Paroles d’élus : Y a-t-il eu, face à l’idée même d’une loi spécifique à la Montagne, certains freins juridiques ?
Louis Besson : C’est peu de le dire. Faire une loi pour la montagne se heurtait en effet, de surcroît, à la rigidité des principes juridiques sur lesquels veillent nos grands juristes. Selon eux, les lois doivent être de portée nationale et non pas spécifiques à une partie du territoire.
Paroles d’élus : À l’inverse, cette loi a été votée à l’unanimité…
Louis Besson : Oui, et cette unanimité est intervenue au Parlement, l’assemblée majeure pour l’adoption d’une loi. Après, toutes les collectivités avaient chacune leurs sensibilités, en fonction des grandes familles de pensée, comme la France les connaît bien sûr.
Paroles d’élus : Qu’ont permis concrètement les lois Montagne 1 et 2 ?

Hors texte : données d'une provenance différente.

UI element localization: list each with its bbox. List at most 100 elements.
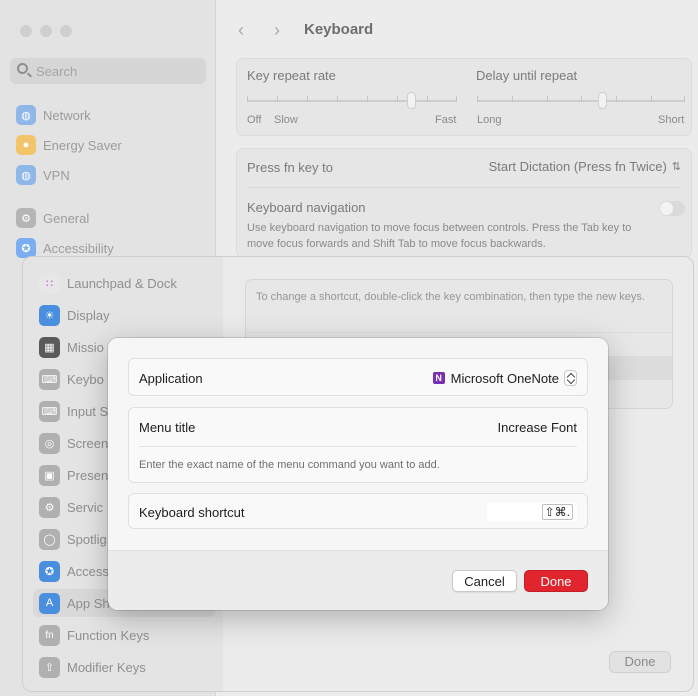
sidebar-item-label: VPN	[43, 167, 70, 183]
menu-title-hint: Enter the exact name of the menu command…	[139, 459, 440, 471]
shortcut-category-function-keys[interactable]: fn Function Keys	[39, 623, 149, 647]
keyboard-icon: ⌨	[39, 368, 60, 390]
up-down-chevron-icon: ⇅	[671, 161, 681, 173]
key-repeat-label: Key repeat rate	[247, 68, 336, 83]
menu-title-label: Menu title	[139, 420, 196, 435]
sidebar-item-general[interactable]: ⚙ General	[16, 207, 89, 229]
minimize-window-button[interactable]	[40, 25, 52, 37]
close-window-button[interactable]	[20, 25, 32, 37]
application-value: Microsoft OneNote	[450, 370, 559, 386]
category-label: Missio	[67, 339, 104, 355]
keyboard-shortcut-field[interactable]: ⇧⌘.	[487, 503, 577, 521]
category-label: Input S	[67, 403, 109, 419]
dialog-footer: Cancel Done	[108, 550, 608, 610]
tick-label-short: Short	[658, 114, 685, 126]
screenshot-icon: ◎	[39, 432, 60, 454]
fn-icon: fn	[39, 624, 60, 646]
shortcut-category-keyboard[interactable]: ⌨ Keybo	[39, 367, 104, 391]
sidebar-item-energy-saver[interactable]: ● Energy Saver	[16, 134, 122, 156]
fn-key-popup[interactable]: Start Dictation (Press fn Twice) ⇅	[489, 159, 681, 174]
category-label: Servic	[67, 499, 104, 515]
sidebar-item-network[interactable]: ◍ Network	[16, 104, 91, 126]
key-repeat-card: Key repeat rate Off Slow Fast Delay unti…	[236, 58, 692, 136]
sidebar-item-label: Network	[43, 107, 91, 123]
category-label: Keybo	[67, 371, 104, 387]
sheet-done-button[interactable]: Done	[609, 651, 671, 673]
category-label: Spotlig	[67, 531, 107, 547]
window-title: Keyboard	[304, 21, 374, 38]
key-repeat-slider-knob[interactable]	[406, 92, 416, 109]
shortcut-category-services[interactable]: ⚙ Servic	[39, 495, 103, 519]
launchpad-icon: ∷	[39, 272, 60, 294]
onenote-icon: N	[432, 372, 445, 384]
gear-icon: ⚙	[16, 208, 36, 228]
app-store-icon: A	[39, 592, 60, 614]
category-label: Function Keys	[67, 627, 150, 643]
keyboard-icon: ⌨	[39, 400, 60, 422]
shortcut-category-spotlight[interactable]: ◯ Spotlig	[39, 527, 107, 551]
shortcut-category-accessibility[interactable]: ✪ Access	[39, 559, 109, 583]
shortcut-category-screenshots[interactable]: ◎ Screen	[39, 431, 108, 455]
shortcut-category-modifier-keys[interactable]: ⇧ Modifier Keys	[39, 655, 146, 679]
category-label: Modifier Keys	[67, 659, 146, 675]
shortcut-keys: ⇧⌘.	[541, 504, 573, 520]
keyboard-navigation-toggle[interactable]	[659, 201, 685, 216]
tick-label-off: Off	[247, 114, 262, 126]
keyboard-navigation-label: Keyboard navigation	[247, 200, 366, 215]
fn-navigation-card: Press fn key to Start Dictation (Press f…	[236, 148, 692, 258]
search-placeholder: Search	[36, 64, 78, 79]
menu-title-group: Menu title Increase Font Enter the exact…	[128, 407, 588, 483]
category-label: App Sh	[67, 595, 110, 611]
forward-chevron-icon[interactable]: ›	[274, 20, 280, 41]
application-label: Application	[139, 371, 203, 386]
lightbulb-icon: ●	[16, 135, 36, 155]
up-down-chevron-icon	[564, 370, 577, 386]
keyboard-shortcut-row: Keyboard shortcut ⇧⌘.	[128, 493, 588, 529]
sidebar-item-label: Energy Saver	[43, 137, 122, 153]
shortcut-category-mission-control[interactable]: ▦ Missio	[39, 335, 104, 359]
key-repeat-slider[interactable]	[247, 100, 457, 102]
keyboard-navigation-description: Use keyboard navigation to move focus be…	[247, 222, 632, 250]
globe-icon: ◍	[16, 105, 36, 125]
sidebar-item-vpn[interactable]: ◍ VPN	[16, 164, 70, 186]
accessibility-icon: ✪	[39, 560, 60, 582]
globe-icon: ◍	[16, 165, 36, 185]
fn-key-value: Start Dictation (Press fn Twice)	[488, 159, 667, 174]
search-icon	[17, 63, 28, 74]
application-row: Application N Microsoft OneNote	[128, 358, 588, 396]
cancel-button[interactable]: Cancel	[452, 570, 517, 592]
delay-label: Delay until repeat	[476, 68, 578, 83]
add-shortcut-dialog: Application N Microsoft OneNote Menu tit…	[108, 338, 608, 610]
category-label: Presen	[67, 467, 109, 483]
gear-icon: ⚙	[39, 496, 60, 518]
delay-slider-knob[interactable]	[597, 92, 607, 109]
category-label: Access	[67, 563, 109, 579]
tick-label-slow: Slow	[274, 114, 298, 126]
menu-title-field[interactable]: Increase Font	[498, 420, 578, 435]
category-label: Display	[67, 307, 110, 323]
shortcut-category-display[interactable]: ☀ Display	[39, 303, 110, 327]
dialog-body: Application N Microsoft OneNote Menu tit…	[108, 338, 608, 550]
category-label: Screen	[67, 435, 109, 451]
application-popup[interactable]: N Microsoft OneNote	[432, 370, 577, 386]
presenter-icon: ▣	[39, 464, 60, 486]
done-button[interactable]: Done	[524, 570, 588, 592]
shortcut-category-input-sources[interactable]: ⌨ Input S	[39, 399, 108, 423]
keyboard-shortcut-label: Keyboard shortcut	[139, 505, 245, 520]
arrow-up-icon: ⇧	[39, 656, 60, 678]
sidebar-item-label: General	[43, 210, 90, 226]
search-icon: ◯	[39, 528, 60, 550]
mission-control-icon: ▦	[39, 336, 60, 358]
shortcut-category-launchpad-dock[interactable]: ∷ Launchpad & Dock	[39, 271, 177, 295]
tick-label-fast: Fast	[435, 114, 457, 126]
search-field[interactable]: Search	[10, 58, 206, 84]
fn-key-label: Press fn key to	[247, 160, 333, 175]
shortcut-category-presenter[interactable]: ▣ Presen	[39, 463, 108, 487]
sidebar-item-label: Accessibility	[43, 240, 114, 256]
sun-icon: ☀	[39, 304, 60, 326]
category-label: Launchpad & Dock	[67, 275, 177, 291]
tick-label-long: Long	[477, 114, 502, 126]
back-chevron-icon[interactable]: ‹	[238, 20, 244, 41]
zoom-window-button[interactable]	[60, 25, 72, 37]
shortcuts-instructions: To change a shortcut, double-click the k…	[256, 291, 645, 303]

Louis Besson : La loi Montagne 2 a permis de préserver l’essentiel de la loi Montagne 1. C’était déjà en soi une avancée. Mais pour répondre plus précisément à votre question, elles ont permis, avec toutes les adaptations qu’elles ont autorisées pour certaines législations ou réglementations, que la montagne s’inscrive pleinement dans les dispositions législatives et réglementaires du pays, et qu’elle ne soit pas mise à l’écart. Cela a été quelque chose d’essentiel. Enfin, elles ont donné à la montagne des tribunes pour s’exprimer.
Paroles d’élus : Que retenez-vous du travail de l’ANEM ?

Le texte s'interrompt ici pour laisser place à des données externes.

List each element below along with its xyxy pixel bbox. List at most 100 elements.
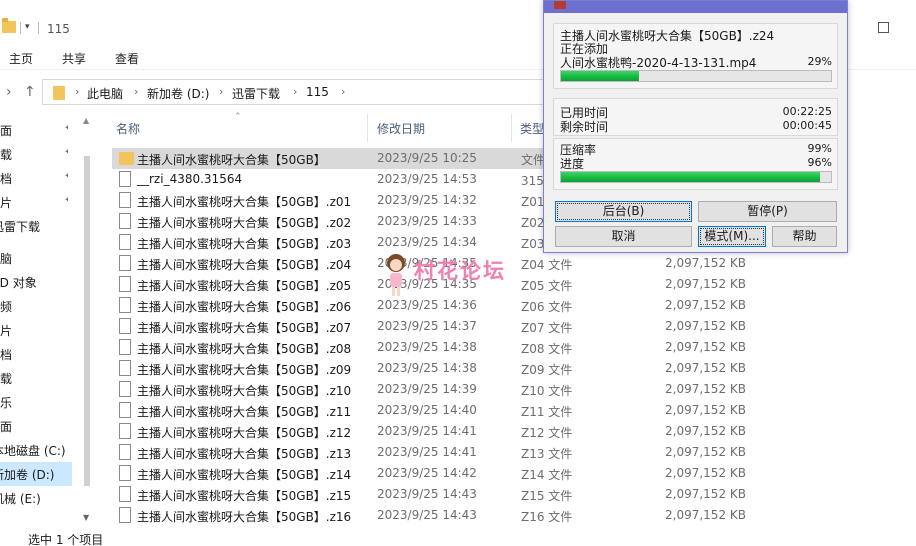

Louis Besson : D’abord un certain sentiment d’évidence. Avec la création de l’ANEM, il nous a très vite semblé impensable de nous en passer. L’association a offert un lieu de rencontre entre les élus de la montagne, un lieu d’expression pour être plus audibles, et un partenariat avec les représentants de l’État, etc. Tout cela a été essentiel.
Je retiens aussi l’idée de constance. J’entends par là que les intérêts de la montagne, tant du territoire que de sa population, soient audibles à tous les niveaux où se prennent les décisions. L’important était d’être audibles de manière globale et dans le temps.
Et enfin l’unité. Il y avait une crainte : celle que l’expression de la montagne, si elle était trop fractionnée, aurait une portée affaiblie. Ce danger a été évité, et la force de la parole montagnarde a été confirmée au fil du temps.